Yes. Preheat the oven to 180 deg C. Brush the vadas with oil and spread it on a tray with butter paper and bake it at 200 deg C for 30-40 mins till they become golden brown. Baked version is significantly not crispier & tastier as the fried version.
Ramya Krishnamurthy
Delicious vada and love the texture of it.bookmarked this one
Uma Ramanujam
Thats awesome..I like this vada much ..crispy outside and soft inside.
Raks anand
Looks inviting, my co sis told a recipe too yet to try 🙂
Malathi ganesh
Looking yummy akka.. Have you visited my blog?I wish you could visit my blog and share your comments if any Please…
Anu s kitchendelights
Looks crunchy…nice munch to have.
Child care
Hi Sharmi Vada looks very attractive…. Will try them soon….
Rekha Manjeshwar
I he made this many tyms It's yummy
Priya Suresh
Would love to munch some, very crispy and tempting.
Gayathri Sudharson
Perfect tea time snack! Yesterday I saw a similar recipe in FOOD FOOD channel, except they added garlic chilli chutney, but failed to note the measurement. Now it's in your blog, will surely prepare it!
Vanamala Hebbar
Looks yummy…i usually makes on the day of Shankasti Chauthi
SAHANA LOKESH
I had tried this receipe before, but it was oily. Any tips on how to avoid too much of oil?
SHARMILEE J
The sago vada dough should be thick in consistency…..dont add water while mixing. Also after shaping them into vadas you can refrigerate them for a while then deep fry…which avoids the vadas from drinking too much oil. Hope this helps!!
SAHANA LOKESH
Thankyou Sharmilee for tips 🙂 Will try out:):)
saranya Arunkumar
Hi Sharmilee Vada looks very attractive .today I am going to try this …
saranya Arunkumar
Hi sharmilee Sago vada seems good and attractive .today I am going prepare this 🙂
Navya Diwakar
Hey sharmilee, your vada looks as delicious as the one I get from my local road-end shop.. thanks for the recipe, I will make this coming weekend
Madooo
Hi Sharmi…
I tried the vada, but it didn turn golden brown.very sticky too. Though I dusted with rice flour, when I put in oil it seprated into pieces..:((
It remind white. what may be the reason???
SHARMILEE J
The dough shpuld be tight to hold together, if its runny then it may separate….I didnt find any issues while frying as you can see….
sharmin ismail
but my vada did not get the color u have in the picture and they stick to the pan too
SHARMILEE J
Sticky?! If the dough is runny then it may stick to the pan
Srividya Jayaraman
Can I make the patties the previous night and refrigerate it and fry it the next day?
SHARMILEE J
I havent tried that way so not really sure but I think it shouldnt be a problem
Shanthini C
Tried this today. Came out very well.
One thing is that it has to be consumed immediately else the crisp will be gone.

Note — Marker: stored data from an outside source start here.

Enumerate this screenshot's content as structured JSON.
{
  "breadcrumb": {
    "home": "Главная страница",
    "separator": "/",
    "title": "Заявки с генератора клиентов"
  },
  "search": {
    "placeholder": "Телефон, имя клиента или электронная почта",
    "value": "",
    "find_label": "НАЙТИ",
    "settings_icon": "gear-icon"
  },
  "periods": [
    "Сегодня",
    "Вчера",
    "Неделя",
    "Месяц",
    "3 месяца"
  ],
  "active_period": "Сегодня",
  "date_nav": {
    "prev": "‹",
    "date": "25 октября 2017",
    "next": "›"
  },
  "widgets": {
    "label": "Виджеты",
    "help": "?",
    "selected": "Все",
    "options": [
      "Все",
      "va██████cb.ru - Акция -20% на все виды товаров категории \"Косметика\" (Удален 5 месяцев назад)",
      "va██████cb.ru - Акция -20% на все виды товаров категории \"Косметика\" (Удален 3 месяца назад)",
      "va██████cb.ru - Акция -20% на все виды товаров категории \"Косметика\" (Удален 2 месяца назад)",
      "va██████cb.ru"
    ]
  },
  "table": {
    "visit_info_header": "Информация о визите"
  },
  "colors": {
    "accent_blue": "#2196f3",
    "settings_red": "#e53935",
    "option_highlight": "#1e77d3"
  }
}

Other thing is that while frying some vadas burst suddenly. Do you know why?
सुप्रिया प्रल्हाद कल्पुंड
sabudana vada recipe is awesome but when i tried this recipe it breaks in the oil and blasts loudly i am scared please suggest me how it happenedand what was my mistake.
Sharmilee J
If sago is not soaked well then it may pop up I guess, havent faced such issues…soo sorry to hear it 🙁
Madhavi
I’ll try today.healthy food and easy recipe.